Peu auparavant, le bâtiment de la police municipale a lui aussi fait l'objet d'une tentative d'incendie. Mais le voisinage a averti rapidement les policiers municipaux qui ont réussi à limiter les dégâts. Ceux-ci avaient déjà sécurisé le secteur. Les employés municipaux avaient été autorisés à quitter le travail plus tôt après le lancement d'une opération lundi de démolition de 350 habitations du bidonville de Caro Bolé, à Koungou, avec une mobilisation importante des forces de l'ordre. 

Si certains habitants ont accepté d'être relogés, d'autres ont refusé les propositions de la préfecture de Mayotte et ont menacé de s'en prendre aux agents municipaux et à l'hôtel de ville de Koungou.

Lecornu condamne

Le ministre des Outre-mer Sébastien Lecornu a rapidement réagi: "Je condamne les actes de violence inadmissibles qui ont eu lieu cette nuit (lundi) à Koungou à Mayotte". "Les forces de sécurité sont déterminées à rétablir l'ordre. J'assure au maire et à ses équipes tout mon soutien. Nous continuerons à lutter contre l'habitat illégal malgré ces actions", a-t-il écrit sur Twitter.

Pour sa part, le ministre de l'Intérieur, Gérald Darmanin, a apporté "tout son soutien au maire et aux agents municipaux de Koungou à Mayotte.

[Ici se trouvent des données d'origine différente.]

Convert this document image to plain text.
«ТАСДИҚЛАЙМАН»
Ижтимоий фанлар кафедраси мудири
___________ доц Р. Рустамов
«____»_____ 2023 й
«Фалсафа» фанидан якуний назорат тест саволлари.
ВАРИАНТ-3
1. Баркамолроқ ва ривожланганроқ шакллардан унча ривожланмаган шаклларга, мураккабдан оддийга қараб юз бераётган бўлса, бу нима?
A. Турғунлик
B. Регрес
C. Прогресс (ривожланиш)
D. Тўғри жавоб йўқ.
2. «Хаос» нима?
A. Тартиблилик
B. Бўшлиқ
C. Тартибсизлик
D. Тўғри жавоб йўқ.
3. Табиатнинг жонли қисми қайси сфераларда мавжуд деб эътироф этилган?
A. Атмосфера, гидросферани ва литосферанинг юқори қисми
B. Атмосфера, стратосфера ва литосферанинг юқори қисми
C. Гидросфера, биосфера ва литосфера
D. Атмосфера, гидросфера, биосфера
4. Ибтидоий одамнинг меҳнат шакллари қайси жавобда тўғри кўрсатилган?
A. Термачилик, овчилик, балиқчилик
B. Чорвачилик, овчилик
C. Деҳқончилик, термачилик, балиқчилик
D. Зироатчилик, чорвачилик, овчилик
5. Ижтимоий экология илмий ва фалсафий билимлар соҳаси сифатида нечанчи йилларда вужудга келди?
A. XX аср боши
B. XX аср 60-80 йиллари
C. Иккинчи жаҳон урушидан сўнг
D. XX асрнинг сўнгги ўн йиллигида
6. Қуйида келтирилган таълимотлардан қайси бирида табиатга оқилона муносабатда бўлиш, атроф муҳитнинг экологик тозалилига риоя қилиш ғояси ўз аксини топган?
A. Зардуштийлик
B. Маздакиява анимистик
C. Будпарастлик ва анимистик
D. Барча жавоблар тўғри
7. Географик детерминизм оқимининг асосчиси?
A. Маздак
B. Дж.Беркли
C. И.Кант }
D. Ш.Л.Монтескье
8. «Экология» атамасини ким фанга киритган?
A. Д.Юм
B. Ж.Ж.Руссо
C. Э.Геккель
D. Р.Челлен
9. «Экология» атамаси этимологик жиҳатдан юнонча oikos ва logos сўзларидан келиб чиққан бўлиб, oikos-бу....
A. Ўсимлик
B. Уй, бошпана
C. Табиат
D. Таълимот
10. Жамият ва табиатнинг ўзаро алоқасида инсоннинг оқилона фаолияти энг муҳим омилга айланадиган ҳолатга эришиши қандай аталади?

Merci aux forces de sécurité mobilisées pour rétablir l'ordre républicain", a-t-il réagi également sur Twitter.


La candidate du Rassemblement national Marine Le Pen a déploré qu'"une fois encore Mayotte (soit) en proie à la violence, à la destruction". "Rétablir l'ordre, mettre fin à l'immigration clandestine massive et à l'insécurité qui en découle est une question de survie", a-t-elle tweeté.


Dans un communiqué, le député LR de Mayotte, Mansour Kamardine, a appelé "l'État à accélérer le déguerpissement des squatters et à durcir la répression contre les délinquants !" et d'envoyer sur place "des forces d'appui (...) face à la violence barbare et aux incendies volontaires de la mairie et de la police municipale de Koungou". 


Ramlati Ali, députée LREM de Mayotte, a également condamné l'incendie de la mairie de Koungou. "Cette violence quotidienne, ces actes ignobles, qui touchent les Mahoraises et Mahorais sont insupportables et inacceptables", a-t-elle tweeté. Dans un communiqué, la députée de la 1ère circonscription de Mayotte demande "justice".

Quatre habitants ont été interpellés et placés en garde à vue dans la journée de lundi pour avoir jeté des pierres sur les agents chargés de la démolition. Et une vingtaine de personnes en situation irrégulière ont été interpellées pour être conduites au centre de rétention administrative en vue d'une expulsion vers leur pays d'origine.

La destruction de ces cases en tôle (dites "bangas"), dans le cadre de la Loi ELAN, votée en novembre 2018, doit permettre la construction de 500 logements sociaux. Depuis le début de l'année, 955 habitations ont été détruites à Mayotte dont 200 à Koungou en février. A l'époque déjà, des troubles avec barrages routiers s'étaient produits. Ces constructions en tôle forment environ 38% du parc immobilier mahorais.